In a recent essay in the New York Review of Books, the literary critic David Mendelsohn sharply criticizes “Mad Men” as poorly scripted and badly acted. I disagree, though I could do with a little less soap opera, and a little more attention to the details of the creative end of advertising that gave such verve to the first three seasons. But the less-remarked part of the essay is that even Mendelsohn, despite trying hard to be harsh, concedes the show’s allure, and points to the likely source: Baby boomers were children and adolescents in the 1960s, and are now trying to understand the world that shaped our parents.

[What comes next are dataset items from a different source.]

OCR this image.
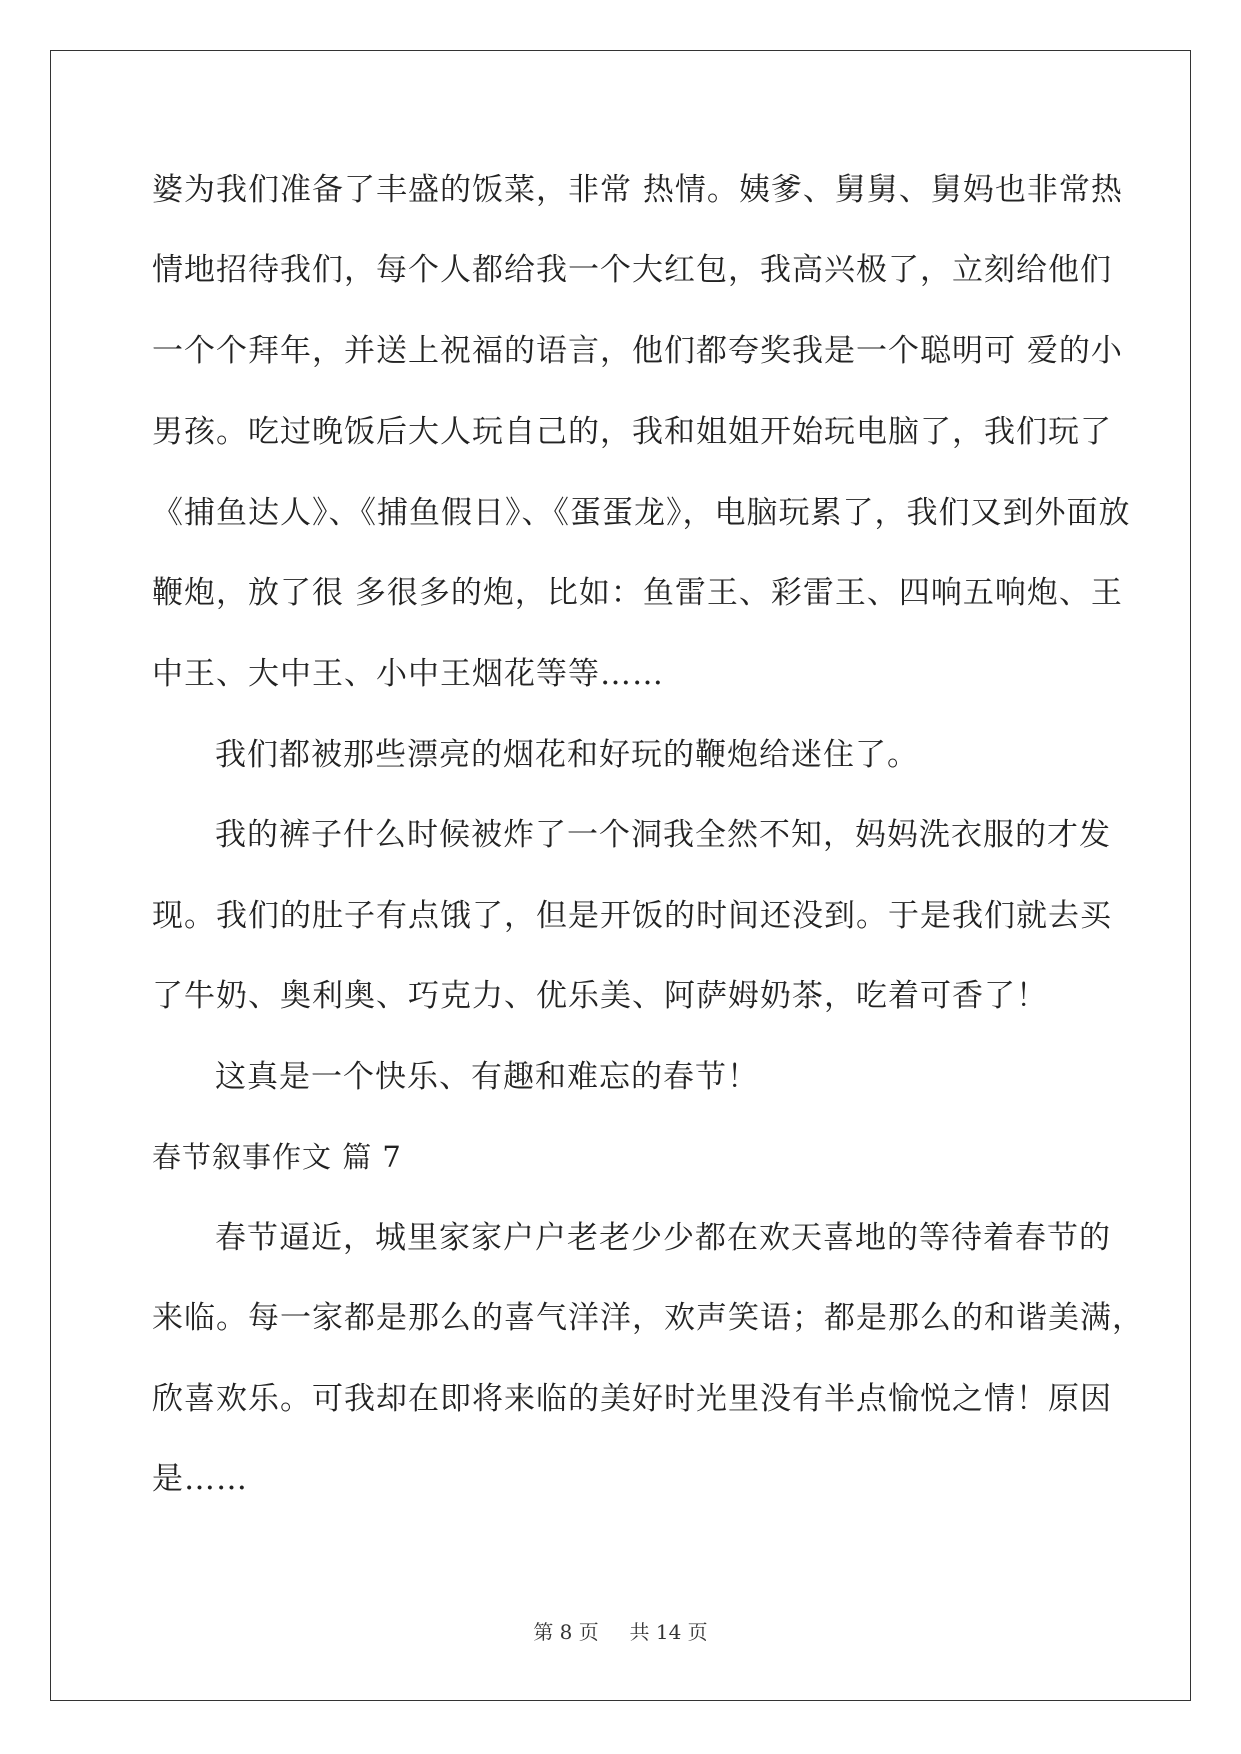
婆为我们准备了丰盛的饭菜，非常 热情。姨爹、舅舅、舅妈也非常热
情地招待我们，每个人都给我一个大红包，我高兴极了，立刻给他们
一个个拜年，并送上祝福的语言，他们都夸奖我是一个聪明可 爱的小
男孩。吃过晚饭后大人玩自己的，我和姐姐开始玩电脑了，我们玩了
《捕鱼达人》、《捕鱼假日》、《蛋蛋龙》，电脑玩累了，我们又到外面放
鞭炮，放了很 多很多的炮，比如：鱼雷王、彩雷王、四响五响炮、王
中王、大中王、小中王烟花等等……
我们都被那些漂亮的烟花和好玩的鞭炮给迷住了。
我的裤子什么时候被炸了一个洞我全然不知，妈妈洗衣服的才发
现。我们的肚子有点饿了，但是开饭的时间还没到。于是我们就去买
了牛奶、奥利奥、巧克力、优乐美、阿萨姆奶茶，吃着可香了！
这真是一个快乐、有趣和难忘的春节！
春节叙事作文 篇 7
春节逼近，城里家家户户老老少少都在欢天喜地的等待着春节的
来临。每一家都是那么的喜气洋洋，欢声笑语；都是那么的和谐美满，
欣喜欢乐。可我却在即将来临的美好时光里没有半点愉悦之情！原因
是……
第 8 页 共 14 页
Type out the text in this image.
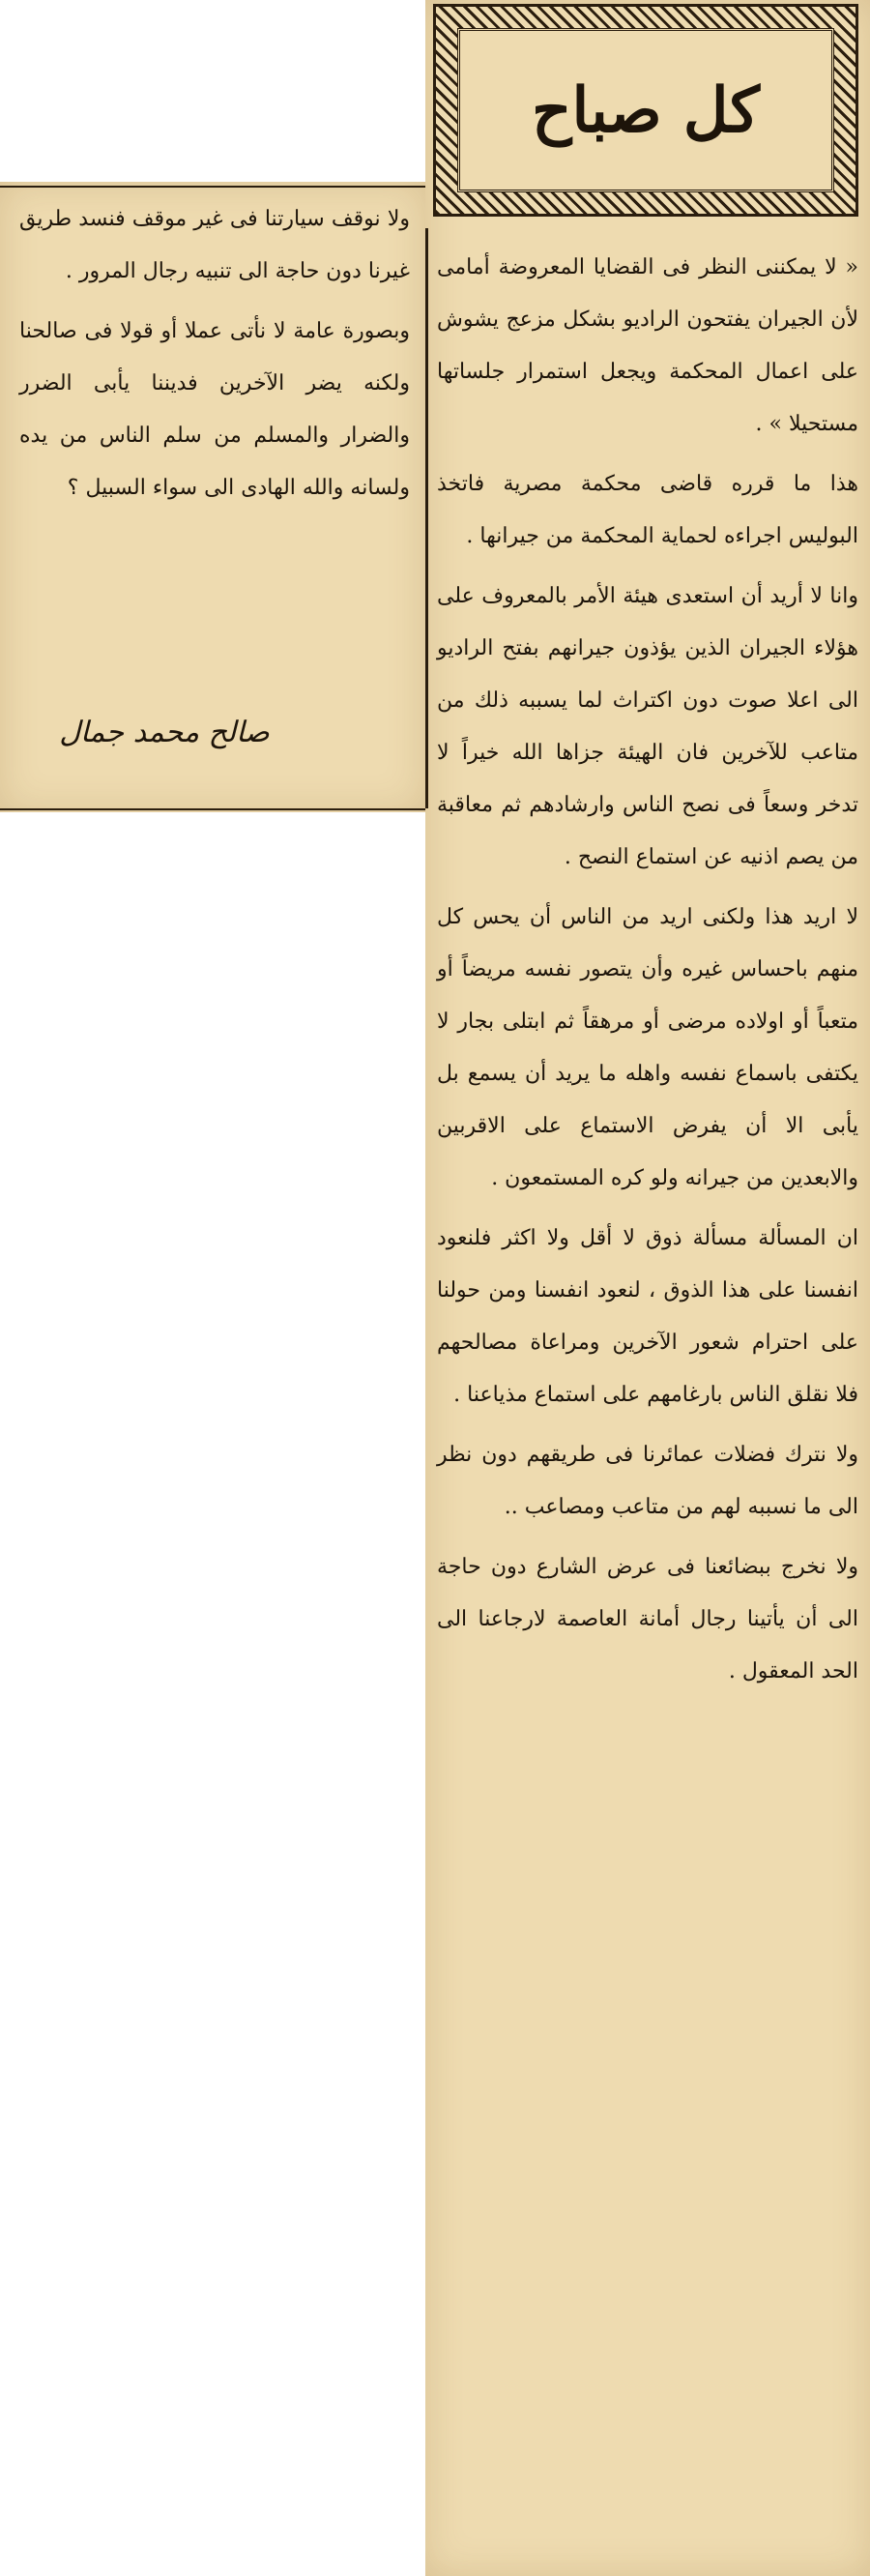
كل صباح

ولا نوقف سيارتنا فى غير موقف فنسد طريق غيرنا دون حاجة الى تنبيه رجال المرور .

وبصورة عامة لا نأتى عملا أو قولا فى صالحنا ولكنه يضر الآخرين فديننا يأبى الضرر والضرار والمسلم من سلم الناس من يده ولسانه والله الهادى الى سواء السبيل ؟

صالح محمد جمال

« لا يمكننى النظر فى القضايا المعروضة أمامى لأن الجيران يفتحون الراديو بشكل مزعج يشوش على اعمال المحكمة ويجعل استمرار جلساتها مستحيلا » .

هذا ما قرره قاضى محكمة مصرية فاتخذ البوليس اجراءه لحماية المحكمة من جيرانها .

وانا لا أريد أن استعدى هيئة الأمر بالمعروف على هؤلاء الجيران الذين يؤذون جيرانهم بفتح الراديو الى اعلا صوت دون اكتراث لما يسببه ذلك من متاعب للآخرين فان الهيئة جزاها الله خيراً لا تدخر وسعاً فى نصح الناس وارشادهم ثم معاقبة من يصم اذنيه عن استماع النصح .

لا اريد هذا ولكنى اريد من الناس أن يحس كل منهم باحساس غيره وأن يتصور نفسه مريضاً أو متعباً أو اولاده مرضى أو مرهقاً ثم ابتلى بجار لا يكتفى باسماع نفسه واهله ما يريد أن يسمع بل يأبى الا أن يفرض الاستماع على الاقربين والابعدين من جيرانه ولو كره المستمعون .

ان المسألة مسألة ذوق لا أقل ولا اكثر فلنعود انفسنا على هذا الذوق ، لنعود انفسنا ومن حولنا على احترام شعور الآخرين ومراعاة مصالحهم فلا نقلق الناس بارغامهم على استماع مذياعنا .

ولا نترك فضلات عمائرنا فى طريقهم دون نظر الى ما نسببه لهم من متاعب ومصاعب ..

ولا نخرج ببضائعنا فى عرض الشارع دون حاجة الى أن يأتينا رجال أمانة العاصمة لارجاعنا الى الحد المعقول .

Perhaps Mendelsohn is half right. “Mad Men” has one of the most financially desirable demographics of any program on cable television. These are not people who will stick with a show that offends their politics. Perhaps those of us who love “Mad Men” are indeed Mendelsohn’s naive innocents, searching for an explanation of how we got here.
Fine. Surely those whose interests are principally partisan can find some other show to fight over, and let the rest of us have our cathartic fun.
(Stephen L. Carter is a Bloomberg View columnist and a professor of law at Yale University. He is the author of “The Violence of Peace: America’s Wars in the Age of Obama,” and his next novel, “The Impeachment of Abraham Lincoln,” will be published in July. The opinions expressed are his own.)